Be wary of ‘pseudo-professional’ packaging. Titles like ‘PhD from X University’ or ‘Former Senior Executive at Y Company’ may be genuine, but are their views within their professional domain? Or are they crossing boundaries to make sensational claims for traffic?
The ‘information hive’ is not some future vision bestowed upon us by a platform, but a survival philosophy urgently requiring personal practice by every netizen. It begins with a deliberate search, solidifies through refusing to share rumours, and is fortified by sustained curiosity about our complex world.
Cultivating discernment takes time. Allow yourself occasional missteps, but reflect promptly. True information literacy centres on cognitive humility: recognising the limits of one’s understanding, maintaining scepticism towards certainties, and being willing to revise views in light of reliable evidence.

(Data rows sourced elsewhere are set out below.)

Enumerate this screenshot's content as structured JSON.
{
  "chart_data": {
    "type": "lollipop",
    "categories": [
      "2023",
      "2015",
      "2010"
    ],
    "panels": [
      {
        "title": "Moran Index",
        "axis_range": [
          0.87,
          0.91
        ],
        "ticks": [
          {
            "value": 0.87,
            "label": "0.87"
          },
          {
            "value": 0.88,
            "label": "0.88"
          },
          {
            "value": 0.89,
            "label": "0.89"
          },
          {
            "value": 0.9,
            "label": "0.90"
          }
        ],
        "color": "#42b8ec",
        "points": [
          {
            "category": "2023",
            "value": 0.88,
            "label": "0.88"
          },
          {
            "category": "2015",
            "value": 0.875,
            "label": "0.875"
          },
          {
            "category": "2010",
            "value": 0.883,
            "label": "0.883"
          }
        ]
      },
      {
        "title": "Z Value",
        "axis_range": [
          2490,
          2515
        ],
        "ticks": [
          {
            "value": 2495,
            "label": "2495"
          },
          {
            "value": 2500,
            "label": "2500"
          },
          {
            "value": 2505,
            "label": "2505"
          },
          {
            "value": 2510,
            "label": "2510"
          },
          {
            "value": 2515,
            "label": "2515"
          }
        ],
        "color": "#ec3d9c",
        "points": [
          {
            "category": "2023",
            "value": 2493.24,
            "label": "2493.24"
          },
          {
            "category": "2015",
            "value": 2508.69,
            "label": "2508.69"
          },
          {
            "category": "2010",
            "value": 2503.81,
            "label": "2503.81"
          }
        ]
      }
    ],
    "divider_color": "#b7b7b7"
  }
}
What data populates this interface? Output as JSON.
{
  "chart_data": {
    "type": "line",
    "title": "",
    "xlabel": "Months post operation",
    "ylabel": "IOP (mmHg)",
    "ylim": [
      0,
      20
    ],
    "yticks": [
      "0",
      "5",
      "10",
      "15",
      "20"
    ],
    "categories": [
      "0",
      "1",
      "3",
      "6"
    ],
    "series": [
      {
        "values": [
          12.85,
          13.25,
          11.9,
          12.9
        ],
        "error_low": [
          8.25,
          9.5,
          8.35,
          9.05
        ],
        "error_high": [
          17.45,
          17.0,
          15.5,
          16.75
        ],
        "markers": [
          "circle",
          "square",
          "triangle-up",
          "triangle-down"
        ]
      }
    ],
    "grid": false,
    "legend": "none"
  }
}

Before systemic change occurs, the rational and prudent information consumption of each individual, when aggregated, constitutes a powerful market signal and public pressure. Over time, this can influence the direction of platforms and content creators. Attention is each person’s most precious resource, and ‘trust’ is our vote for the future of the information world. In this era of information overload, every moment of rational pause and scrutiny is an act of guardianship for the authentic world we hold dear.